Everything else is handwaveavble or an advantage, imao.
Methods instead of operators: that's change only inside mafia itself, ASH can keep using operators. Not envious of the person coding the change to mafia, though. Unless the only thing changed is ASH's numbers, and mafia keeps using floats everywhere else.
BigDecimal will keep source-specified precision (as long as you initialize it with a String and don't go through an intermediate float, like what confounded me a few times already; right: new BigDecimal("0.1"), wrong: new BigDecimal(0.1));
I suspect ASH (and java itself) has enough overhead that the difference will be significantly smaller than what measuring two tight loops doing nothing else would suggest.

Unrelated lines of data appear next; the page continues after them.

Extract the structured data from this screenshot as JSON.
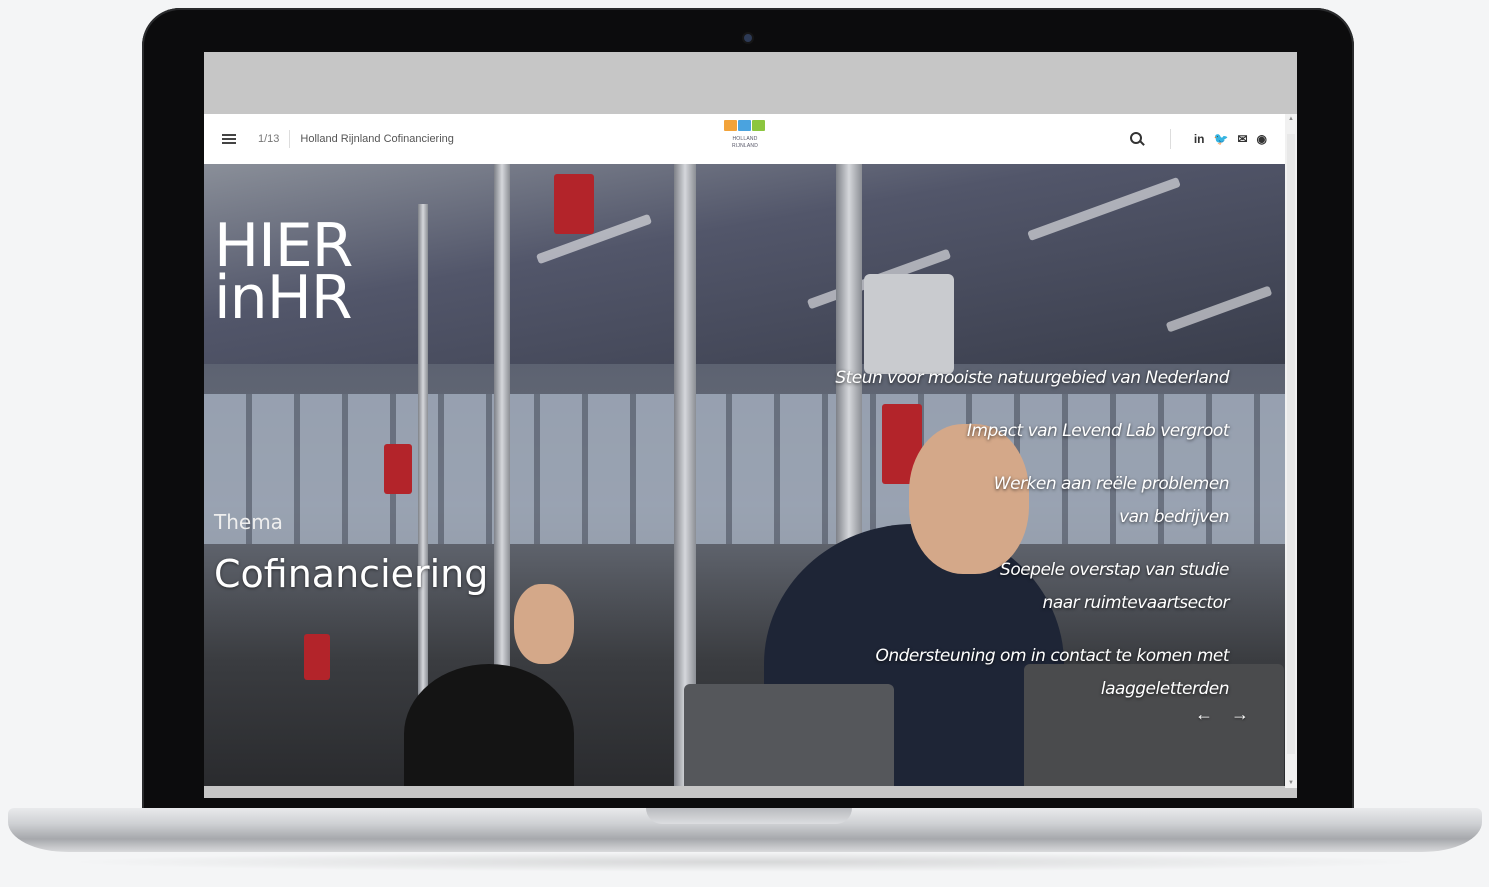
{
  "topbar": {
    "page_count": "1/13",
    "site_title": "Holland Rijnland Cofinanciering",
    "logo_text_line1": "HOLLAND",
    "logo_text_line2": "RIJNLAND",
    "logo_colors": [
      "#f2a33a",
      "#4aa3df",
      "#8cc63f"
    ],
    "social_icons": [
      "linkedin-icon",
      "twitter-icon",
      "mail-icon",
      "globe-icon"
    ],
    "social_glyphs": [
      "in",
      "🐦",
      "✉",
      "◉"
    ]
  },
  "hero": {
    "title_line1": "HIER",
    "title_line2": "inHR",
    "theme_label": "Thema",
    "theme_name": "Cofinanciering"
  },
  "articles": [
    {
      "line1": "Steun voor mooiste natuurgebied van Nederland",
      "line2": ""
    },
    {
      "line1": "Impact van Levend Lab vergroot",
      "line2": ""
    },
    {
      "line1": "Werken aan reële problemen",
      "line2": "van bedrijven"
    },
    {
      "line1": "Soepele overstap van studie",
      "line2": "naar ruimtevaartsector"
    },
    {
      "line1": "Ondersteuning om in contact te komen met",
      "line2": "laaggeletterden"
    }
  ],
  "nav": {
    "prev_glyph": "←",
    "next_glyph": "→"
  }
}
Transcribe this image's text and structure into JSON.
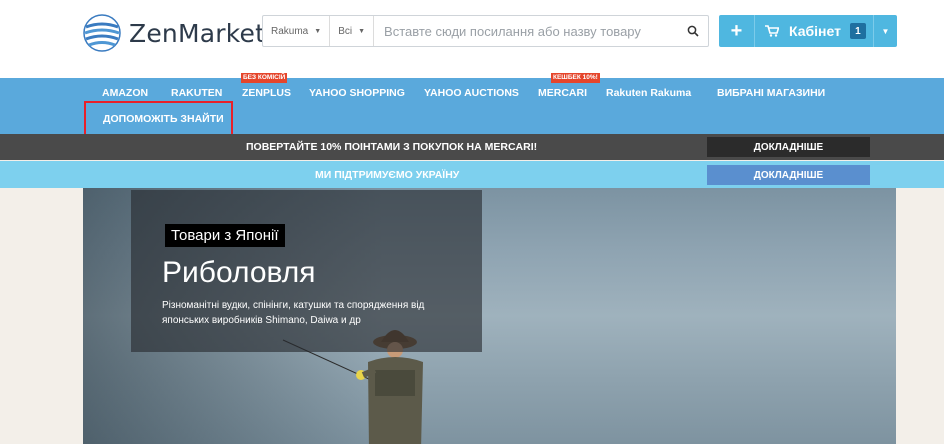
{
  "header": {
    "logo_text": "ZenMarket",
    "search": {
      "store_select": "Rakuma",
      "category_select": "Всі",
      "placeholder": "Вставте сюди посилання або назву товару"
    },
    "cabinet": {
      "label": "Кабінет",
      "count": "1"
    }
  },
  "nav": {
    "items": [
      {
        "label": "AMAZON"
      },
      {
        "label": "RAKUTEN"
      },
      {
        "label": "ZENPLUS",
        "badge": "БЕЗ КОМІСІЙ"
      },
      {
        "label": "YAHOO SHOPPING"
      },
      {
        "label": "YAHOO AUCTIONS"
      },
      {
        "label": "MERCARI",
        "badge": "КЕШБЕК 10%!"
      },
      {
        "label": "Rakuten Rakuma"
      },
      {
        "label": "ВИБРАНІ МАГАЗИНИ"
      }
    ],
    "help_label": "ДОПОМОЖІТЬ ЗНАЙТИ"
  },
  "banners": {
    "mercari": {
      "text": "ПОВЕРТАЙТЕ 10% ПОІНТАМИ З ПОКУПОК НА MERCARI!",
      "button": "ДОКЛАДНІШЕ"
    },
    "ukraine": {
      "text": "МИ ПІДТРИМУЄМО УКРАЇНУ",
      "button": "ДОКЛАДНІШЕ"
    }
  },
  "hero": {
    "tag": "Товари з Японії",
    "title": "Риболовля",
    "description": "Різноманітні вудки, спінінги, катушки та спорядження від японських виробників Shimano, Daiwa и др"
  },
  "colors": {
    "nav_bg": "#5aa9dc",
    "cabinet_bg": "#4fb7e0",
    "badge_red": "#e5452b",
    "dark_bar": "#4a4a4a",
    "light_bar": "#7dd0ee"
  }
}
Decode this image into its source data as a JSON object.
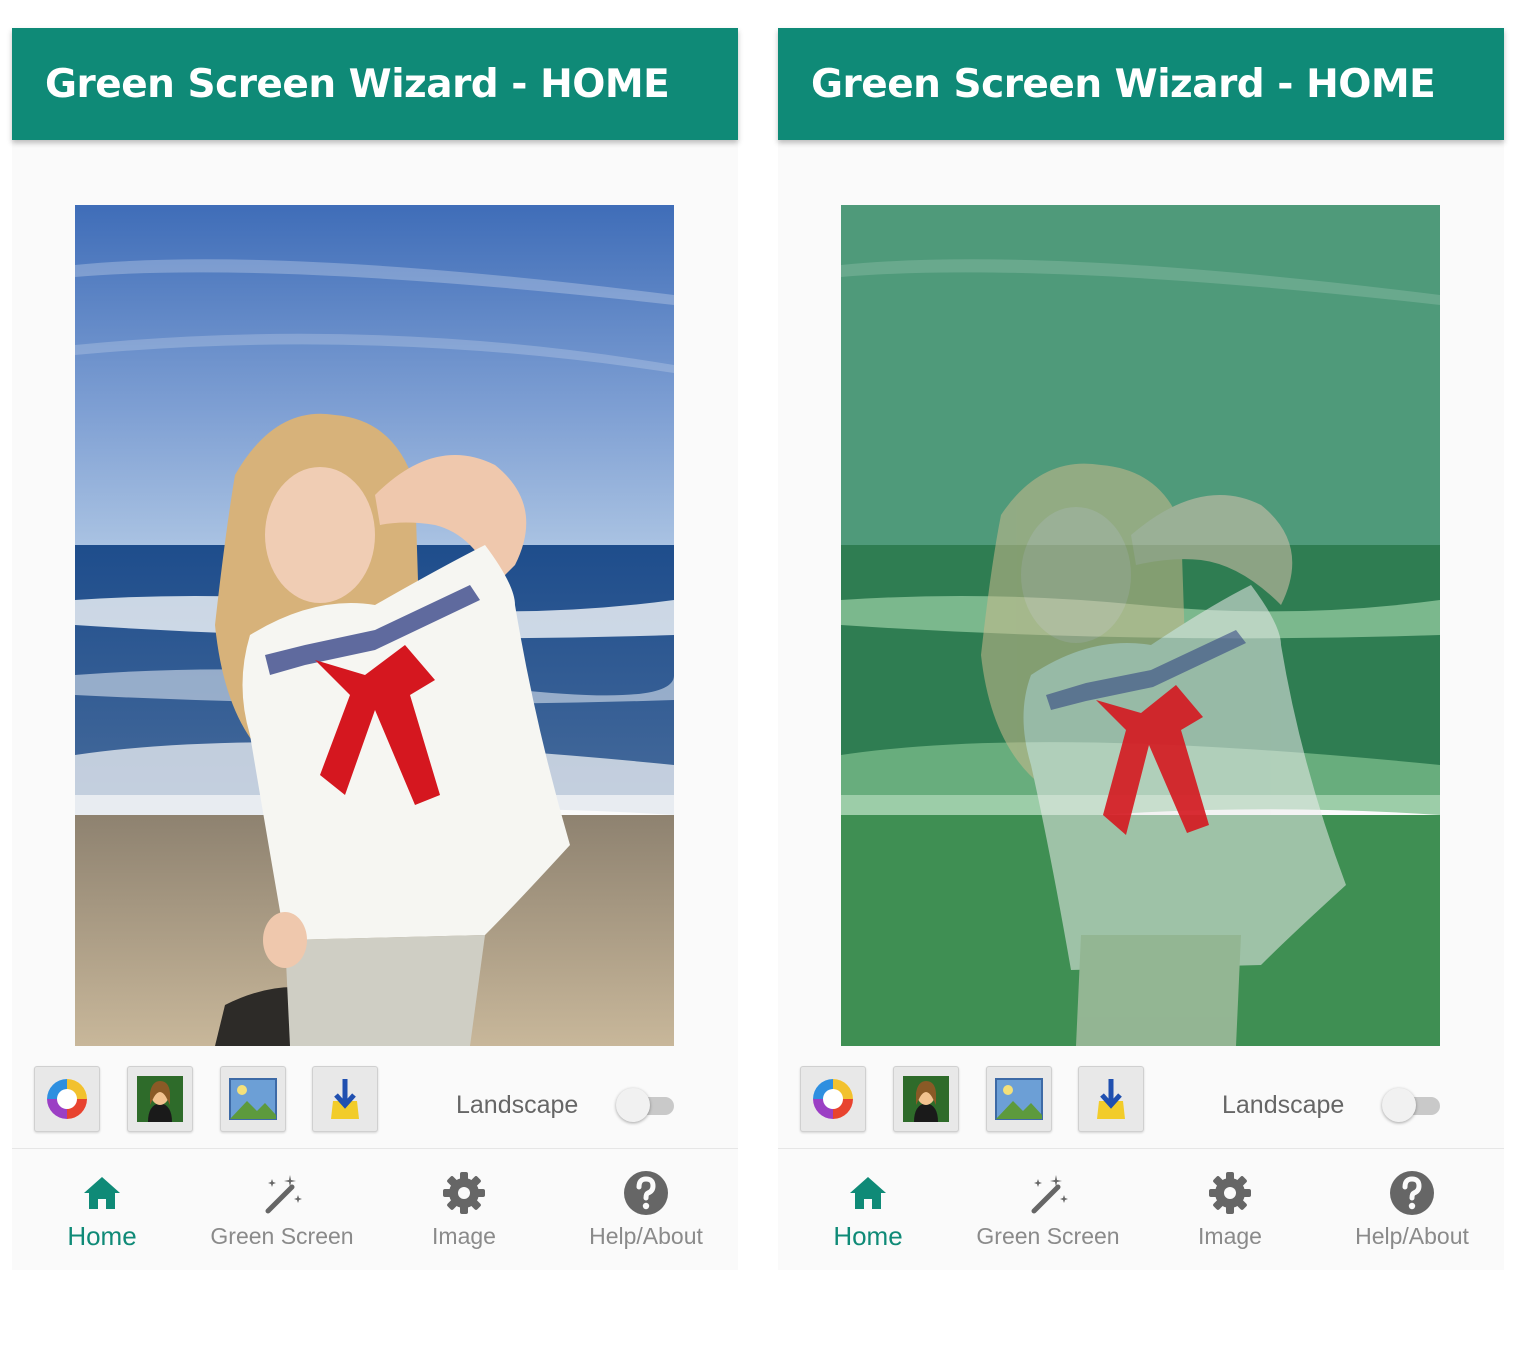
{
  "screens": [
    {
      "app_title": "Green Screen Wizard - HOME",
      "mode": "composite",
      "landscape_label": "Landscape",
      "landscape_on": false,
      "tools": [
        "color-wheel-icon",
        "portrait-icon",
        "landscape-picture-icon",
        "save-download-icon"
      ],
      "nav": [
        {
          "label": "Home",
          "icon": "home-icon",
          "active": true
        },
        {
          "label": "Green Screen",
          "icon": "magic-wand-icon",
          "active": false
        },
        {
          "label": "Image",
          "icon": "gear-icon",
          "active": false
        },
        {
          "label": "Help/About",
          "icon": "help-icon",
          "active": false
        }
      ]
    },
    {
      "app_title": "Green Screen Wizard - HOME",
      "mode": "green-overlay",
      "landscape_label": "Landscape",
      "landscape_on": false,
      "tools": [
        "color-wheel-icon",
        "portrait-icon",
        "landscape-picture-icon",
        "save-download-icon"
      ],
      "nav": [
        {
          "label": "Home",
          "icon": "home-icon",
          "active": true
        },
        {
          "label": "Green Screen",
          "icon": "magic-wand-icon",
          "active": false
        },
        {
          "label": "Image",
          "icon": "gear-icon",
          "active": false
        },
        {
          "label": "Help/About",
          "icon": "help-icon",
          "active": false
        }
      ]
    }
  ],
  "colors": {
    "app_bar": "#0f8a77",
    "nav_active": "#0f8a77",
    "nav_inactive": "#8a8a8a",
    "green_overlay": "#1c965a"
  }
}
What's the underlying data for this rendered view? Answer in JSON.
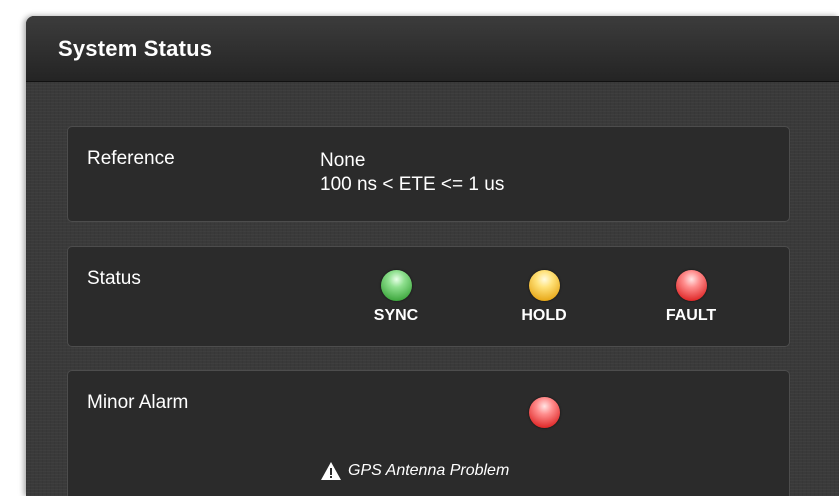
{
  "header": {
    "title": "System Status"
  },
  "reference": {
    "label": "Reference",
    "value_line1": "None",
    "value_line2": "100 ns < ETE <= 1 us"
  },
  "status": {
    "label": "Status",
    "indicators": [
      {
        "label": "SYNC",
        "color": "#5cc65c",
        "icon": "green-led-icon"
      },
      {
        "label": "HOLD",
        "color": "#f5c232",
        "icon": "yellow-led-icon"
      },
      {
        "label": "FAULT",
        "color": "#f04848",
        "icon": "red-led-icon"
      }
    ]
  },
  "minor_alarm": {
    "label": "Minor Alarm",
    "led_color": "#f04848",
    "message": "GPS Antenna Problem",
    "message_icon": "warning-icon"
  }
}
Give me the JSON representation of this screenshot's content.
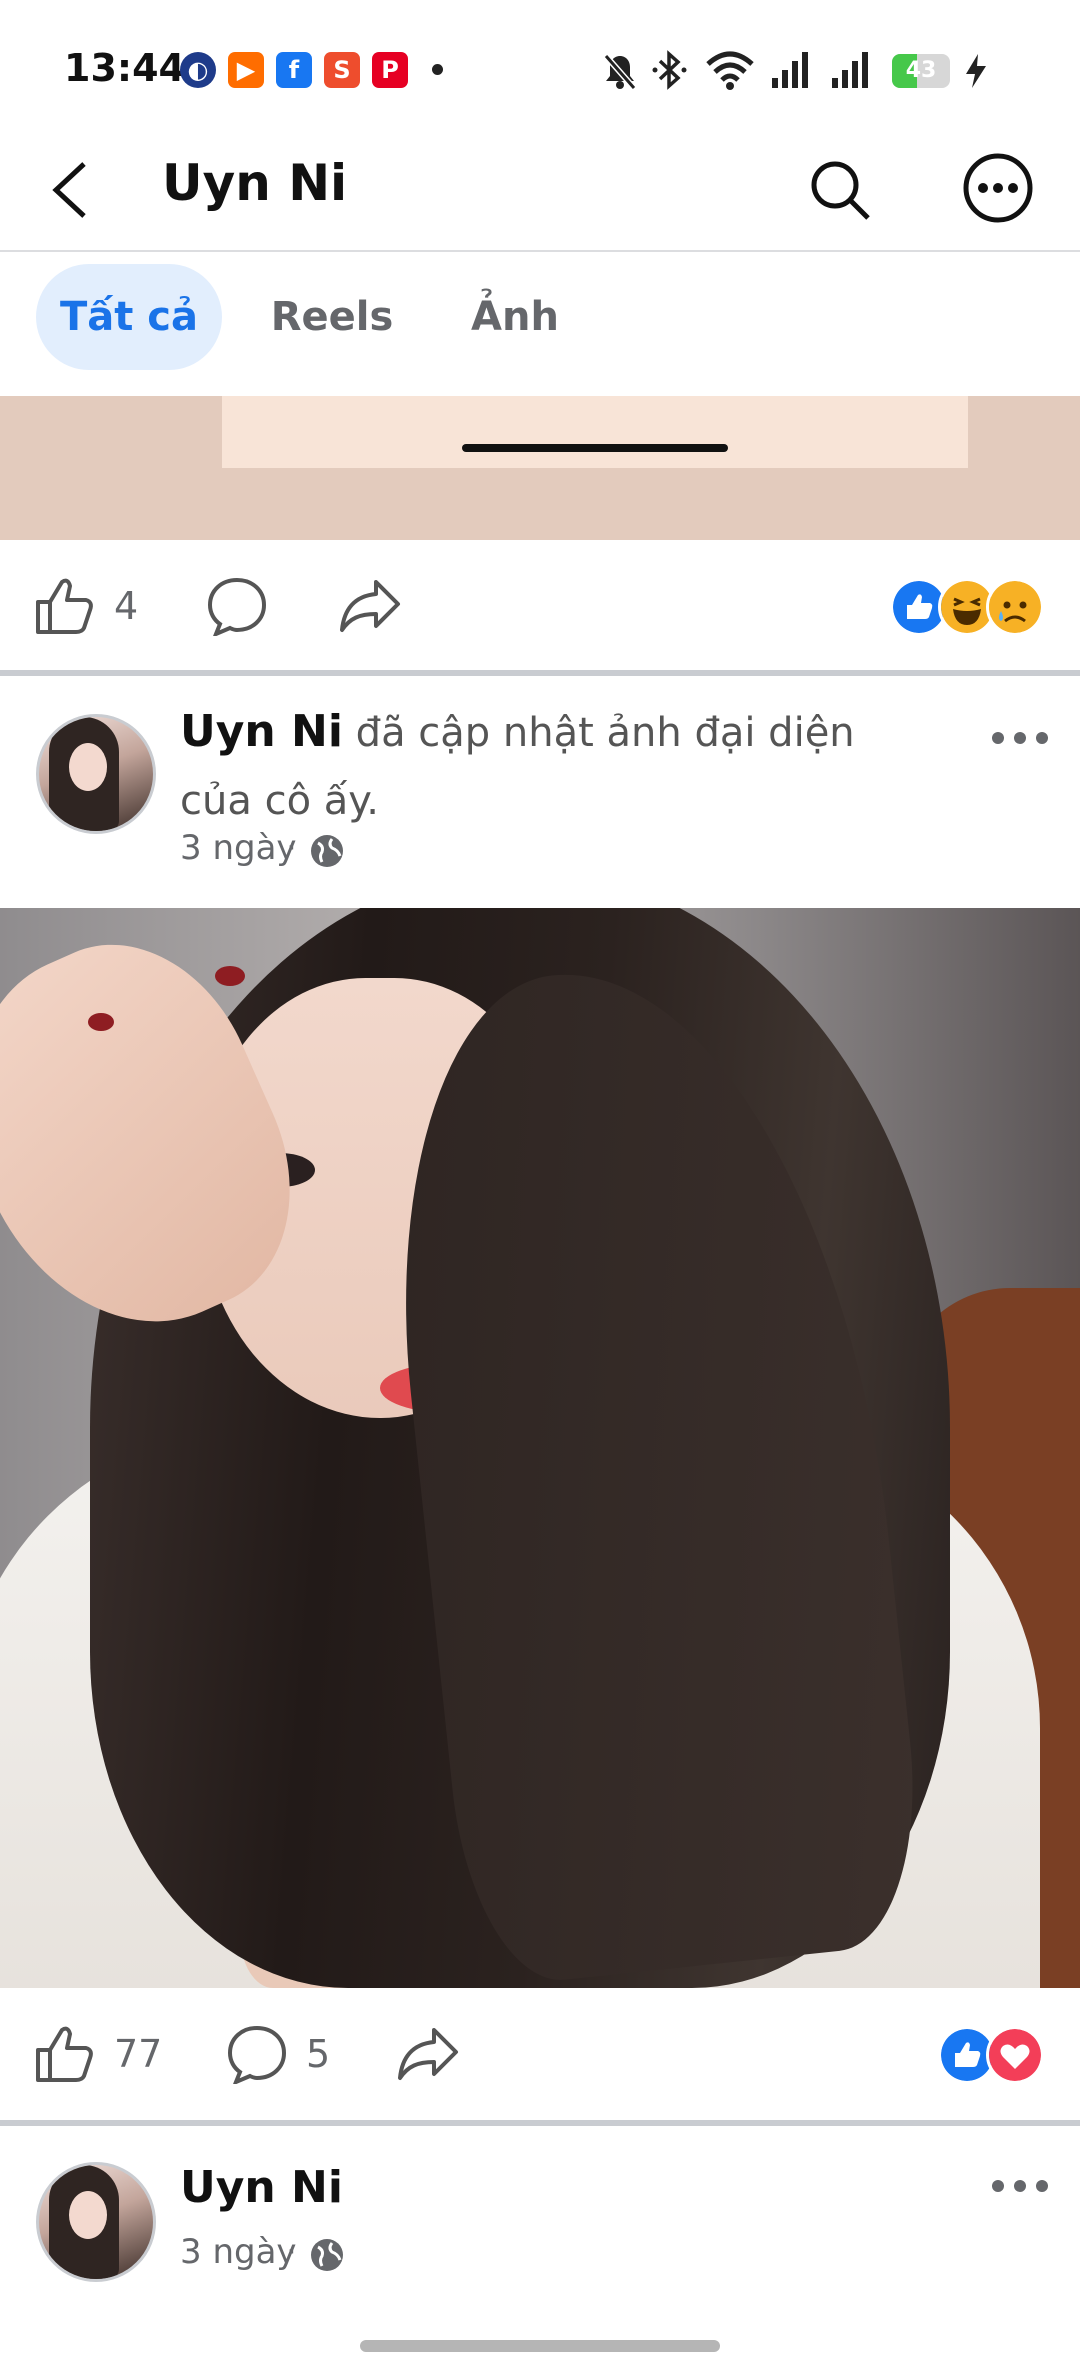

Worst case, we can use BigDecimal just to output doubles at specified precision:
Code:
(new BigDecimal(1234860.43248754324)).setScale(50, RoundingMode.HALF_UP).stripTrailingZeros().toString();
(that 50 is how many decimals (after the decimal point) I want at most, stripTrailingZeroes is there to prevent extra zeroes at the end)
But I would prefer having numbers that exactly represent what I wrote in the code (or in the inpout box) over having unknowably-faster calculations.
I mean, unless we are talking a change from "almost instant" to "minutes", but I am not convinced about that.